Le prix de l’essence grimpe et risque d’étrangler un peu plus celles et ceux qui travaillent pour financer l’automobile, dont ils ont besoin pour aller… au travail. Certes, on a soutenu artificiellement l’emploi dans le secteur automobile, déjà réputé pour ses plans de départs en retraite massifs financés par nos impôts. Mais nous voici de retour à la case départ, les poches vides. Nous pourrions dresser une liste des absurdités de cet acabit : elle est longue comme un jour sans pain. La recette est toujours la même. Dans un premier temps, on jette l’argent par les fenêtres en adoptant une mesure archaïque sous la pression d’un lobby quelconque. Dans un second temps, on finance cette erreur en endettant davantage les générations futures… et en pariant sur une illusoire croissance quantitative, par ailleurs fortement consommatrice de ressources naturelles. Résultat : nous accumulons une dette financière, doublée d’une dette écologique, toutes deux insoutenables.

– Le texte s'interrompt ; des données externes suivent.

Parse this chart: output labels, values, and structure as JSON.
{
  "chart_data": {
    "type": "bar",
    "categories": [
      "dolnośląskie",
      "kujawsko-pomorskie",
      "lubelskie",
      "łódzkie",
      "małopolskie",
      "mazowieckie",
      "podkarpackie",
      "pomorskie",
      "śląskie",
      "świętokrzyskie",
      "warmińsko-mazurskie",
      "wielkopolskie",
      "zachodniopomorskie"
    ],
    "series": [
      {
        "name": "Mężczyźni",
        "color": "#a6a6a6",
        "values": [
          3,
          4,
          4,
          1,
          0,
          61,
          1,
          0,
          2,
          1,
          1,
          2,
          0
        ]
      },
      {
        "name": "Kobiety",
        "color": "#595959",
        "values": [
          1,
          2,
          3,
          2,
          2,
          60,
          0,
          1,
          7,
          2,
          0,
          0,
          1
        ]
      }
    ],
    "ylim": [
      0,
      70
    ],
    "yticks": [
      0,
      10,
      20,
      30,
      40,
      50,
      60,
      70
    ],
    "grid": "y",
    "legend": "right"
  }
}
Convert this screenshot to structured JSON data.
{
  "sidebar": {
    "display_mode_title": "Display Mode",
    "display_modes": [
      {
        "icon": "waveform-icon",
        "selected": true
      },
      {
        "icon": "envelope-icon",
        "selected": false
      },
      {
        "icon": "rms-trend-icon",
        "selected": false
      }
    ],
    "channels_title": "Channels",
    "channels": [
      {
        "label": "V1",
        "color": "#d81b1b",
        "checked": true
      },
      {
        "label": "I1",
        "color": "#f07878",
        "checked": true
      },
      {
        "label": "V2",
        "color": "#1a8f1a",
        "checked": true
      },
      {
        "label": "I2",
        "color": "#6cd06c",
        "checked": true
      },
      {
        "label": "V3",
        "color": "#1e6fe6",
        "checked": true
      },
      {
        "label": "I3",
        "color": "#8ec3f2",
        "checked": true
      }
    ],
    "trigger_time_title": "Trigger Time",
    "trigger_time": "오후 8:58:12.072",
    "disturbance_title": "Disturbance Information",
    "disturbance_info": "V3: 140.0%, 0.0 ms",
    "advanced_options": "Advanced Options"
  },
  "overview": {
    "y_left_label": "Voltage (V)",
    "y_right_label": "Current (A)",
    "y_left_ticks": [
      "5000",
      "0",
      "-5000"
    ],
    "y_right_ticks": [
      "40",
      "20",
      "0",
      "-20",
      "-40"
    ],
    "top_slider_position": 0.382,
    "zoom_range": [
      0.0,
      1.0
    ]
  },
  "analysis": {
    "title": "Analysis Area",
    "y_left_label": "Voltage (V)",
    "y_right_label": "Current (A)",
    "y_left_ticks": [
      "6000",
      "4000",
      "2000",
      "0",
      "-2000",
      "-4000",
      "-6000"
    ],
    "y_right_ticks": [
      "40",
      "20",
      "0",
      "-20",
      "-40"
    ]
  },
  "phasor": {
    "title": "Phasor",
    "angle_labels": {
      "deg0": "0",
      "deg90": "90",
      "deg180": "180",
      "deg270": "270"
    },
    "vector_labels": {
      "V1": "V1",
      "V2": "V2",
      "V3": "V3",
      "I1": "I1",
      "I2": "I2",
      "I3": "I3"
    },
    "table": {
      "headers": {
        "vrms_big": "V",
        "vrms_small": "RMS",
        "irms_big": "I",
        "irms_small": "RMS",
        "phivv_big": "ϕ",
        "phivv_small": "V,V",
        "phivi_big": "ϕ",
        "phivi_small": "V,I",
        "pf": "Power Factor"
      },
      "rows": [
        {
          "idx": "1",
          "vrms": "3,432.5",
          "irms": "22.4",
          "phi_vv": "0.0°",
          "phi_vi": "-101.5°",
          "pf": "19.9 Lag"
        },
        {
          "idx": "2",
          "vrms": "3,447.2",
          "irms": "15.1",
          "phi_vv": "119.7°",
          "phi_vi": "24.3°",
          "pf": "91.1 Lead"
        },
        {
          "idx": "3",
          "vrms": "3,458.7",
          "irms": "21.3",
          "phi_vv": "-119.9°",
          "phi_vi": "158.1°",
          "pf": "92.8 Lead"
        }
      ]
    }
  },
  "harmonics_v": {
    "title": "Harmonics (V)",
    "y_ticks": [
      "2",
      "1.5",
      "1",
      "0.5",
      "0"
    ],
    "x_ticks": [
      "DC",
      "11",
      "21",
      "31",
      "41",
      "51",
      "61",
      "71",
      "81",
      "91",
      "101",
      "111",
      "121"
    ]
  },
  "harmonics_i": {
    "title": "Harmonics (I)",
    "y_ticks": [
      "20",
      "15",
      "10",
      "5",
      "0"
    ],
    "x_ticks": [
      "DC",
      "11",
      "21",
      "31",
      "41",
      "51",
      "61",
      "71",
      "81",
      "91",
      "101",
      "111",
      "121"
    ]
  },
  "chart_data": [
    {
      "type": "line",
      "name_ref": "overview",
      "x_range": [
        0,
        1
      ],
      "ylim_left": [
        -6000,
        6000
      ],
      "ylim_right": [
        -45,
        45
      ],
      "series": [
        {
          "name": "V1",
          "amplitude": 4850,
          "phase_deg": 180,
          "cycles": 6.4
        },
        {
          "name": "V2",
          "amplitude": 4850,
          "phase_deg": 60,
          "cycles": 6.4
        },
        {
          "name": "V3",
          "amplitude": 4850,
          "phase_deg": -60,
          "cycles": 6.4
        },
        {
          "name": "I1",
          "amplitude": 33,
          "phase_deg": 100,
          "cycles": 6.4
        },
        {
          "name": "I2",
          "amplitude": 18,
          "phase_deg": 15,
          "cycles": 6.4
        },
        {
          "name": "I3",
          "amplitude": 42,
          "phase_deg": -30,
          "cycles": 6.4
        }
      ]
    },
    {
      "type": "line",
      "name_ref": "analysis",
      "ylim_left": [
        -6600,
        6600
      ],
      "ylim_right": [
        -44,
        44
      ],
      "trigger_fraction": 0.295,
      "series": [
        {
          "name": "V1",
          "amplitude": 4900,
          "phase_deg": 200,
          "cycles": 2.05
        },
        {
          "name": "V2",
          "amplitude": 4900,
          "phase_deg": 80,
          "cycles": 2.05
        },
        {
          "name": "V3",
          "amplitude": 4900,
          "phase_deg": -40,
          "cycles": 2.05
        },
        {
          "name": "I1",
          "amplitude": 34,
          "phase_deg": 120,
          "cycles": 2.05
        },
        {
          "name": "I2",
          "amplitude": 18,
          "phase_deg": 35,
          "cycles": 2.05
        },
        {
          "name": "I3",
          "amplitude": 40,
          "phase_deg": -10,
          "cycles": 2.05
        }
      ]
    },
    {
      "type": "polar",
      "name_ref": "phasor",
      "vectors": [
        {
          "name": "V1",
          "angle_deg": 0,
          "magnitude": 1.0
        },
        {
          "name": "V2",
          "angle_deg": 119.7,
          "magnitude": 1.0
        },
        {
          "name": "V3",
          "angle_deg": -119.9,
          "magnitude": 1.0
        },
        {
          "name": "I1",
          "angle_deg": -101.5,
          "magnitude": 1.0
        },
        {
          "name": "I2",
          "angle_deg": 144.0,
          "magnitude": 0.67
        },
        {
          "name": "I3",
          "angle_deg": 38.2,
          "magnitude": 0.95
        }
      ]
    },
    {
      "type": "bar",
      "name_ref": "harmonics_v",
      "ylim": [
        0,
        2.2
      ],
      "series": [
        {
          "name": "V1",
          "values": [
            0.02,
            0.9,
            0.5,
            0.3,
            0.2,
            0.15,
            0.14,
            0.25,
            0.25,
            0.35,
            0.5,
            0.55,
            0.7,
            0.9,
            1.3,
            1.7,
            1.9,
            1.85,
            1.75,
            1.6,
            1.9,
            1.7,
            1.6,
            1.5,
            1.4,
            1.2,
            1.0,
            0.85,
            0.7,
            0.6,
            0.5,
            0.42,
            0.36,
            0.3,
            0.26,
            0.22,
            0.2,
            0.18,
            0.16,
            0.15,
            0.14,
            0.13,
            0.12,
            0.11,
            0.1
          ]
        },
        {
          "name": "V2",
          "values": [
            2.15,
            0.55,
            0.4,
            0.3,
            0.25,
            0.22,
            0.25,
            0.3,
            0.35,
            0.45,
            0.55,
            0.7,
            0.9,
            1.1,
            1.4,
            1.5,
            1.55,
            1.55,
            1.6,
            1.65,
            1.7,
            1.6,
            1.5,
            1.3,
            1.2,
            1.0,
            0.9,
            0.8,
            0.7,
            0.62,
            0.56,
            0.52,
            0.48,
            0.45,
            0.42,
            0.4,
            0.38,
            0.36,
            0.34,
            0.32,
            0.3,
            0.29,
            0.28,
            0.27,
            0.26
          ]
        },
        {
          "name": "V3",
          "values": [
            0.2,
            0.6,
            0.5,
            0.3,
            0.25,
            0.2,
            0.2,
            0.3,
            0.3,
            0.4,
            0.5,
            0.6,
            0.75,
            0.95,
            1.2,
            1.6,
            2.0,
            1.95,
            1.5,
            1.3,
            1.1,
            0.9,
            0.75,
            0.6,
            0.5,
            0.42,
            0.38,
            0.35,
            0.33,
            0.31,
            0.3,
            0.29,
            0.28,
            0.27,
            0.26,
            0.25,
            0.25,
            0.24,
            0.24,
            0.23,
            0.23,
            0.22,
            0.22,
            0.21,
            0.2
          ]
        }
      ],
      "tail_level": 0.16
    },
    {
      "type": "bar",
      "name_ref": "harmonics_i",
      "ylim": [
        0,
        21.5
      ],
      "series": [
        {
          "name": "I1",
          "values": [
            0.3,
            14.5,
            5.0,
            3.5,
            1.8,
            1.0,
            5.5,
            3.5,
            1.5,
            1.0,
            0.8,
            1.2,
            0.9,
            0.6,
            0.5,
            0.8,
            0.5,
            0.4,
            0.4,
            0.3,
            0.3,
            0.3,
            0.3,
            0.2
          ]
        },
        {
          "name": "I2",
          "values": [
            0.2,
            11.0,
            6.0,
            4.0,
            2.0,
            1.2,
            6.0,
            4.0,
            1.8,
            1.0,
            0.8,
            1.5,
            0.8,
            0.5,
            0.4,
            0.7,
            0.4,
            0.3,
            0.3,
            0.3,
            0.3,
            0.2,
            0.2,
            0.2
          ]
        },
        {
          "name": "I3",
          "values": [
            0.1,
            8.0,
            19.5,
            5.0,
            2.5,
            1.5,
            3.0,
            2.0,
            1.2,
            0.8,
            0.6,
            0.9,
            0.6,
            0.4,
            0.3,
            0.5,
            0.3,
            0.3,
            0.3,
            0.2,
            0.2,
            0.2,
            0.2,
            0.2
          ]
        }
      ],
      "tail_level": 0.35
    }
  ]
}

Se mettre, enfin, autour de la table

Alors, que faire ? Lorgner ce qu’il reste de revenus aux plus défavorisés en imaginant leur sucrer telle ou telle aide ? Les faire travailler encore plus pour gagner encore moins ? Ou se mettre autour de la table pour, enfin, réfléchir à un avenir soutenable qui ne se ferait au détriment ni de la planète, ni de la cohésion sociale, les deux étant intimement mêlés (1) ? La France et le monde ont besoin d’un triple A de l’audace et de davantage de justice sociale. Cela passe par une refonte totale de notre modèle de société, et notamment de notre rapport à notre consommation de ressources naturelles, à notre richesse, à la solidarité, à l’impôt. —

(1) (Re)lire le brillant essai d’Eloi Laurent : Social-écologie (Flammarion, 2011).